L'article (aimablement traduit par Eurogamer) dépeint un environnement de travail dominé par un climat dominé par les hommes et où les rôles des employées ou appartenant à d'autres minorités n'ont aucune valeur. Voici quelques témoignages :

J'ai assisté à des réunions où j'étais la seule femme dans la salle. Une fois, j'ai dit "Hé, je pense que nous devrions aller de cette façon, d'après mon expérience", puis j'ai eu un regard et un commentaire du genre "Tu sais quoi, tu es juste là comme un trophée (location de jetons.

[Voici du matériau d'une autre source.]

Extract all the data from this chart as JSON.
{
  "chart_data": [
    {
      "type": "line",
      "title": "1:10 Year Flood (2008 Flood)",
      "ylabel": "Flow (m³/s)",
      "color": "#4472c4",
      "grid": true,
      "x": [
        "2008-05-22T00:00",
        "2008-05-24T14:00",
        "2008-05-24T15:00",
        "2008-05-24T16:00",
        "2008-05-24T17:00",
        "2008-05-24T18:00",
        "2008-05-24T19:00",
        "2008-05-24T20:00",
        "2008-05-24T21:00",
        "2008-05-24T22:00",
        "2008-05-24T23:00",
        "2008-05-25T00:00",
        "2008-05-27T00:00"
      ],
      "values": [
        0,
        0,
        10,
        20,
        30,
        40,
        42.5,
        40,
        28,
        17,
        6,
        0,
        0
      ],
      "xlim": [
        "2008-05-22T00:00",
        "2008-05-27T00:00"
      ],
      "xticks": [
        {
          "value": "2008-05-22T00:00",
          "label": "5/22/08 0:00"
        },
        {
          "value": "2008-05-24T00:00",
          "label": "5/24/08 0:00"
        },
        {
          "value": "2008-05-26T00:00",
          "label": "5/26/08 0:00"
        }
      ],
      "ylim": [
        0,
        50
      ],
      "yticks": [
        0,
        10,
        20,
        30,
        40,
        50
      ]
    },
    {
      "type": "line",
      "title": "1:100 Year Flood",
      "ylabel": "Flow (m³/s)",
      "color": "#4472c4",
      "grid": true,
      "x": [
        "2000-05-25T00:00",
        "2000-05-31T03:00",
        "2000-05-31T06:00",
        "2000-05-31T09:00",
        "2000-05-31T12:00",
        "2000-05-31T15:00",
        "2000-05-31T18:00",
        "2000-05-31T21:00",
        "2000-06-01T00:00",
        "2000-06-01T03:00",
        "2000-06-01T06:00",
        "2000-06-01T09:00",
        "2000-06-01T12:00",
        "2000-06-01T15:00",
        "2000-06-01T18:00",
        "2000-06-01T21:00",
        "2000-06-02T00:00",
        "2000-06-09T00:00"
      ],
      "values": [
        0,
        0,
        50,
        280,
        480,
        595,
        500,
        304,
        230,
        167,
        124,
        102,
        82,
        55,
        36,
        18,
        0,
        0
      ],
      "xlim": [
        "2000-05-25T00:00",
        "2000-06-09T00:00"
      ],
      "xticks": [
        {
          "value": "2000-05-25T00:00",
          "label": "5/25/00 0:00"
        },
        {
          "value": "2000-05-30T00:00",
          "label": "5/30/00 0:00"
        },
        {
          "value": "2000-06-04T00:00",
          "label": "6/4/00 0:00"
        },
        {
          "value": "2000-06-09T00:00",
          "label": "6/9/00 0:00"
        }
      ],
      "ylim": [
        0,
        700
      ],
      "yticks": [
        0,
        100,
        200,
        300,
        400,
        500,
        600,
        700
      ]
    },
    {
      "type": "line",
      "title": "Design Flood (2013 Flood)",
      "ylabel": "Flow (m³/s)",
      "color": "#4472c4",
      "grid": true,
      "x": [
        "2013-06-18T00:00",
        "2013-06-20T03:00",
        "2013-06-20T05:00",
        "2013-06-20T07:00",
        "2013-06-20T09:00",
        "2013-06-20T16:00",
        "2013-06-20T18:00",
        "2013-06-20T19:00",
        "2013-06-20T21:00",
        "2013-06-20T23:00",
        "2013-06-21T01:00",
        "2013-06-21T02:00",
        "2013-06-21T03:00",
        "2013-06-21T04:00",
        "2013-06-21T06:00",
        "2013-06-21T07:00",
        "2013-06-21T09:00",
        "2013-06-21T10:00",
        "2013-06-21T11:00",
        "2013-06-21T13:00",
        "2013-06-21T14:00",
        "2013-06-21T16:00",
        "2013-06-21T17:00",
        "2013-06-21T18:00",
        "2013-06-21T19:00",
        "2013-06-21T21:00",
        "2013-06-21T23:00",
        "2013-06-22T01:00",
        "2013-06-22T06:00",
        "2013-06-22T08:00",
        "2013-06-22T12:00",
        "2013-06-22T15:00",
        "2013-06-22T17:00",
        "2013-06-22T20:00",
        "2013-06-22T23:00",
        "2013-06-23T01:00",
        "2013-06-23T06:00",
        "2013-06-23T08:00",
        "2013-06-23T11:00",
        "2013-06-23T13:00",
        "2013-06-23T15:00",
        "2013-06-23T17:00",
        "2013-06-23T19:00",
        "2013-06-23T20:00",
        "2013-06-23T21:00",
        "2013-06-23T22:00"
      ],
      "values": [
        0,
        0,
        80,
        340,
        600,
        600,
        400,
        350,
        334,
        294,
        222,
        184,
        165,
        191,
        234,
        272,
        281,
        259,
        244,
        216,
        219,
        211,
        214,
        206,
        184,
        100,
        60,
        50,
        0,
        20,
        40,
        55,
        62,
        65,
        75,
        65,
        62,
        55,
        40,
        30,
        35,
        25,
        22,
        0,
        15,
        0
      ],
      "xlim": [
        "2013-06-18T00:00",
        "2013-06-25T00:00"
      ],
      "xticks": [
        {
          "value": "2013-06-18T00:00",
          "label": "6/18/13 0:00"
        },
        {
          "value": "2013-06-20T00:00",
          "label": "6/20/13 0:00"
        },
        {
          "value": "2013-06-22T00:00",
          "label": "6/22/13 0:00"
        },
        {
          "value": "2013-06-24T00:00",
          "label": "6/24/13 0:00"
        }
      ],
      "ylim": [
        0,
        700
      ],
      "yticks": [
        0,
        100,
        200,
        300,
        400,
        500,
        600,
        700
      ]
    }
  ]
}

Donc je pense que tu devrais rester en silence".

Avec Location de jetons ceux-ci sont destinés des salariés appartenant à des catégories peu représentées et qui sont embauchés exclusivement pour gagner des points de sympathie auprès du public et des investisseurs, vantant le soutien à la diversité sur le lieu de travail qui, dans le cas de Paradox, semblait n'être qu'un masque.

D'autres témoignages critiquent le comportement de l'entreprise et la tolérance de cette dernière envers comportement sexiste et misogyne, mentionnant comment certains gestionnaires ont un oeil fermé sur les abus commis à l'encontre des jeunes salariés, éviter de traiter de sujets complexes et apaiser la colère de leurs supérieurs.

Pour le moment, Paradox Interactive ne voulait pas répondre à Eurogamer, mais il est juste de rapporter comment, ces derniers mois, la société a commencé à prendre le problème à cœur, conclure un accord avec le syndicat des travailleurs suédois. Cependant, il faudra encore du temps pour améliorer un environnement de travail qui, selon une enquête menée par le syndicat lui-même, a vu 44% de ses salariés victimes de ces abus.